Smith-Schuster was an awesome player for the Chiefs. He put up 78 catches, 933 yards and three touchdowns. He had a 67.3% success rate, which was the league’s third highest. Smith-Schuster brought a sense of calm to the passing offense; Mahomes could trust him to be in the right spots and move the chains.

Smith-Schuster’s play has been much worse this year. He’s on pace for only 32 catches. 189 yards and two touchdowns. Some of that might be from the New England Patriots’ putrid offense — but when he was with the Pittsburgh Steelers, Smith-Schuster had success with Mason Rudolph and Duck Hodges as his quarterbacks.
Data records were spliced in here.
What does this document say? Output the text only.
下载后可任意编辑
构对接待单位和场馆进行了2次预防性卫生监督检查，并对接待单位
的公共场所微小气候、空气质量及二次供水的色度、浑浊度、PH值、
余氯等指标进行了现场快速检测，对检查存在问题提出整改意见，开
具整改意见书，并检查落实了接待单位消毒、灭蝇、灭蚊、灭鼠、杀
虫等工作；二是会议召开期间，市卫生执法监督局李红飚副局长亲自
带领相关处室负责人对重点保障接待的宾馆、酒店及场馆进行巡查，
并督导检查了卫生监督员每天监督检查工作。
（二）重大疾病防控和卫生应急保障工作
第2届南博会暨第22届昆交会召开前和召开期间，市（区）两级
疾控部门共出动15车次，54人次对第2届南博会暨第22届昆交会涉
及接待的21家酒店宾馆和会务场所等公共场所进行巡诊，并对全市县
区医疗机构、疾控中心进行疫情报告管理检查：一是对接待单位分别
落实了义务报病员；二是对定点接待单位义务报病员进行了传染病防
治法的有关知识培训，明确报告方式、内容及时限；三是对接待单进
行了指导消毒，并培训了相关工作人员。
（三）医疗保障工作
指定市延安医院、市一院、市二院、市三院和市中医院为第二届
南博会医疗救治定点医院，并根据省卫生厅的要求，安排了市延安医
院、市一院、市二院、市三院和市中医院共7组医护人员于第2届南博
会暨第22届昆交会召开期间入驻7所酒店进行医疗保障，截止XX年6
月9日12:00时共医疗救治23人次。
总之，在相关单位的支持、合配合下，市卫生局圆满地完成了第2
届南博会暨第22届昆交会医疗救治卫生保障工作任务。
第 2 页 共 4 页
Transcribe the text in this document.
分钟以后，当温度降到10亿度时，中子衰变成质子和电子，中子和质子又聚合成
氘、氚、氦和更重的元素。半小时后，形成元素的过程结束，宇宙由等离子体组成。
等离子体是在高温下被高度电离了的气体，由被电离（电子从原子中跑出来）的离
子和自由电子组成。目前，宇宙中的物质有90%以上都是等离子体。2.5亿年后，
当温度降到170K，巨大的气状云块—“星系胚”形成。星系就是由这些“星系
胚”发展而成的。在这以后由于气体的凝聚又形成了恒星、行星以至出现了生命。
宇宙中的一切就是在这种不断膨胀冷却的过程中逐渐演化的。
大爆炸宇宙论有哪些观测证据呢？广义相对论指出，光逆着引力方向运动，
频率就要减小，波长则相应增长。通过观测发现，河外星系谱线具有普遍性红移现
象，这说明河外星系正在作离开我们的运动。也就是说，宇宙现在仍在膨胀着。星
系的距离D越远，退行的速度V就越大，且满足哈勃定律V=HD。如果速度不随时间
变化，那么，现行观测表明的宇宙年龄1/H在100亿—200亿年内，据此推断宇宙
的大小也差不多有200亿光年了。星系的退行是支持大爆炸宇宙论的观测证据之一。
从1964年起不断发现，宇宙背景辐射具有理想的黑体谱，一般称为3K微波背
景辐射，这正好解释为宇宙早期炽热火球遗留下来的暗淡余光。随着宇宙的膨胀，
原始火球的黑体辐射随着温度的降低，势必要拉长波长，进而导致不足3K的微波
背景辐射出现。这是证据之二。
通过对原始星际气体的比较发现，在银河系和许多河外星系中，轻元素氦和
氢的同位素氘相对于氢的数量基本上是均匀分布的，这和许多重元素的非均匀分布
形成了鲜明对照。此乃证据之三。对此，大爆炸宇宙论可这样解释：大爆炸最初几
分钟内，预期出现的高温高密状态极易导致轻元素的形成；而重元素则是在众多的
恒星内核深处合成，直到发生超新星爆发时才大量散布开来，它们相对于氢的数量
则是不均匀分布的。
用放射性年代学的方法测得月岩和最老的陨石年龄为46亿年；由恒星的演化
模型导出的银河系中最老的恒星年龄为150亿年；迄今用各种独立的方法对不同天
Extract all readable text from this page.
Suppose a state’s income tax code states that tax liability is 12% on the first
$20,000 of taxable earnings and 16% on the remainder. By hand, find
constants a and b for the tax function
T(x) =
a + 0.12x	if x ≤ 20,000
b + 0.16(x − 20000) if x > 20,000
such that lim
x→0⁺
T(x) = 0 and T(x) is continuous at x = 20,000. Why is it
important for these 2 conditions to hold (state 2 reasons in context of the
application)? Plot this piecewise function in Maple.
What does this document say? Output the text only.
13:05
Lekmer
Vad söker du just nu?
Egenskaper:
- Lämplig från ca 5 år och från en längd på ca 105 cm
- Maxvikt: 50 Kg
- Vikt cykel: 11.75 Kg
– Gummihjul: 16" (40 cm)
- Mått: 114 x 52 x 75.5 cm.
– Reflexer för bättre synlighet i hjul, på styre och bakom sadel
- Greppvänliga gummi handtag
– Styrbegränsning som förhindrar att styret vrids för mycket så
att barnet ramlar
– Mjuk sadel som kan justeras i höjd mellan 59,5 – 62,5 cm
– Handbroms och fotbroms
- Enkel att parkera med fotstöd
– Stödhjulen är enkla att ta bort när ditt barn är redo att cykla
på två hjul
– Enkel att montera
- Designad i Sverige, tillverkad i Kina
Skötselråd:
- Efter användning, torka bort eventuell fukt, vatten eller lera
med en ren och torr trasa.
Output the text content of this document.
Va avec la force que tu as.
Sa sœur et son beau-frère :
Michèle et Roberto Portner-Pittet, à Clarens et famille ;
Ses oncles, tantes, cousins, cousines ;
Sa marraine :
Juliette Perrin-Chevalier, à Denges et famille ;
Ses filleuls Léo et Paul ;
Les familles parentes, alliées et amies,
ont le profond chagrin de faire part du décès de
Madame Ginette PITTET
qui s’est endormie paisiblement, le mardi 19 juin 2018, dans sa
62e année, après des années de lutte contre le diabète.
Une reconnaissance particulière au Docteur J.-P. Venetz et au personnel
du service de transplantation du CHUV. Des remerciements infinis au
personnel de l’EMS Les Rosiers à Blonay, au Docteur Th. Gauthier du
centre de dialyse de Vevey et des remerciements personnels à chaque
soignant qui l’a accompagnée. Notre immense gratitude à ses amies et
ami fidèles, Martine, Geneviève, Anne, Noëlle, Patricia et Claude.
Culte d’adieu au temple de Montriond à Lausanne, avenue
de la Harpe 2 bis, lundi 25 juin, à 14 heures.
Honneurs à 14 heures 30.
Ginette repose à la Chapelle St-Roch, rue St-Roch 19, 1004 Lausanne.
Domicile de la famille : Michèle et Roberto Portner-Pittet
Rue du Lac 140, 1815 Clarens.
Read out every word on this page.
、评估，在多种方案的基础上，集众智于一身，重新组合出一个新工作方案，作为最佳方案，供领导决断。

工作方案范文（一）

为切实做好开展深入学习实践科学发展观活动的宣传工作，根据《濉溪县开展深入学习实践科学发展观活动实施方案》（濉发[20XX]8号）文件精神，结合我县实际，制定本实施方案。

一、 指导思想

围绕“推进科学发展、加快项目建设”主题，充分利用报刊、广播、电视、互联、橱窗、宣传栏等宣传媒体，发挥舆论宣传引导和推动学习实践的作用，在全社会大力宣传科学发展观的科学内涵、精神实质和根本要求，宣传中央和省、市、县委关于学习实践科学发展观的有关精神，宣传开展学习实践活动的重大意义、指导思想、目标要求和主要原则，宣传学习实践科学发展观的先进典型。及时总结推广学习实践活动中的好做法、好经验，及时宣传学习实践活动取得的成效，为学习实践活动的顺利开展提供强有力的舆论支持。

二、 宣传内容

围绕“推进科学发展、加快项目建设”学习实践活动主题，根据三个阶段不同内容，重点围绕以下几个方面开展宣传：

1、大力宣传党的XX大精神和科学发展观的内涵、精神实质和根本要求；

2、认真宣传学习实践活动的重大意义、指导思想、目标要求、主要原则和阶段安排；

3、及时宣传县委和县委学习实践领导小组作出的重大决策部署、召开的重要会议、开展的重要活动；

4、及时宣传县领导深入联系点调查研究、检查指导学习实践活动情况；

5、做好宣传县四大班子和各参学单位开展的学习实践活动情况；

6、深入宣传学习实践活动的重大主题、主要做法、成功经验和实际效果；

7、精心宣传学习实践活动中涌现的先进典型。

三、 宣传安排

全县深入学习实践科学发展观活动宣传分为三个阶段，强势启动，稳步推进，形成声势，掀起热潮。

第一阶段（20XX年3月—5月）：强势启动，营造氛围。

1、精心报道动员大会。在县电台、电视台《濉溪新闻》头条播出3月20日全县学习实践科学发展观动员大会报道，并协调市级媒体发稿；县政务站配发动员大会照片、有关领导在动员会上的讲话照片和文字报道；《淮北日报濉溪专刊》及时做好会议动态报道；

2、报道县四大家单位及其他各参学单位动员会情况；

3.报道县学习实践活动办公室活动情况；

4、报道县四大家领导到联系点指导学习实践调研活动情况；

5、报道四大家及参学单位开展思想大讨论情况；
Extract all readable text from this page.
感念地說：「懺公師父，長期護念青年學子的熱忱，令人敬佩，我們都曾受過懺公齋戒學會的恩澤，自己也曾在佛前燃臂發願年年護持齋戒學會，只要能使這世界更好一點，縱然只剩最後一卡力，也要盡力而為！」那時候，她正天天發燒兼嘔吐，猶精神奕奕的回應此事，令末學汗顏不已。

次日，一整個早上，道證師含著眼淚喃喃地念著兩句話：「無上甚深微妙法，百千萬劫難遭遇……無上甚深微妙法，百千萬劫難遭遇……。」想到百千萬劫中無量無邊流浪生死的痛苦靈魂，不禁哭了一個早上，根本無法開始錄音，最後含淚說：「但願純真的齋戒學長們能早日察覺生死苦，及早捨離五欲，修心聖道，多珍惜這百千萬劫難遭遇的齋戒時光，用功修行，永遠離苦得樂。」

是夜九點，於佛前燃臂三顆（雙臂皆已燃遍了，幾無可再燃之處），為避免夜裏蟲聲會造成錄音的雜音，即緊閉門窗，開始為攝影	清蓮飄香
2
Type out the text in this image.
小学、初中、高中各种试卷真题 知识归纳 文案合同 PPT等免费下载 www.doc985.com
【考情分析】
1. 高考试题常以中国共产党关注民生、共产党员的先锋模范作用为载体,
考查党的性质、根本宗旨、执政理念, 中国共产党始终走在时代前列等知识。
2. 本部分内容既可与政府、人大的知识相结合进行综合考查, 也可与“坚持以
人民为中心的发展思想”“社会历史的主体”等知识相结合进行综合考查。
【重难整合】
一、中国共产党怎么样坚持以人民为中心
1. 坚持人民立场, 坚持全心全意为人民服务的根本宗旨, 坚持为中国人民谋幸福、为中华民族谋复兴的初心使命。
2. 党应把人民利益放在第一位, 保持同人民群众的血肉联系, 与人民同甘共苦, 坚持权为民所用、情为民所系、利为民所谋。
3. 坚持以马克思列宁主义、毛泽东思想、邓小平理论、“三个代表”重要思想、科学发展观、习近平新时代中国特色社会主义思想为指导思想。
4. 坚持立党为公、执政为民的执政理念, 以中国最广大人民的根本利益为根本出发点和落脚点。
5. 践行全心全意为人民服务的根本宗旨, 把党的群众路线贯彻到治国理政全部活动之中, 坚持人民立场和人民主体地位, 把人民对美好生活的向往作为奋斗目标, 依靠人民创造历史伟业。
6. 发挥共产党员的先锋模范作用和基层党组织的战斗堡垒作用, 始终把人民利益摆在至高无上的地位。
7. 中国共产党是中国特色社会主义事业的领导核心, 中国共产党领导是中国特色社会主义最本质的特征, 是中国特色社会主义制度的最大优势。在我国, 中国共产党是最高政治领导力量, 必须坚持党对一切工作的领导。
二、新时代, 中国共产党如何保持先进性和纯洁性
His body is starting to give out on him; if he had remained in Kansas City, I doubt he would have been able to be as efficient. Even given their wide receiver struggles, I think the Chiefs made the right decision.

Verdict: Fiction

7. The Chiefs can’t win the Super Bowl with this offense

The offense has very real issues. Outside of throwing to Kelce, the passing game lacks an identity. Wide receivers are playing poorly. The running game is inefficient.

There is zero doubt: offense is a significant step down from where it was last season.

But the offense isn’t broken. It is still fifth in EPA per play and seventh in success rate. Even with all of the frustrations from the passing game, the team ranks fourth in dropback EPA and fifth in success rate.

As long as Mahomes, Kelce, and Reid are in the playoffs, they’re going to be formidable. With them — and the Chiefs’ truly elite defense — Kansas City has as good a shot to win the Super Bowl as any other team.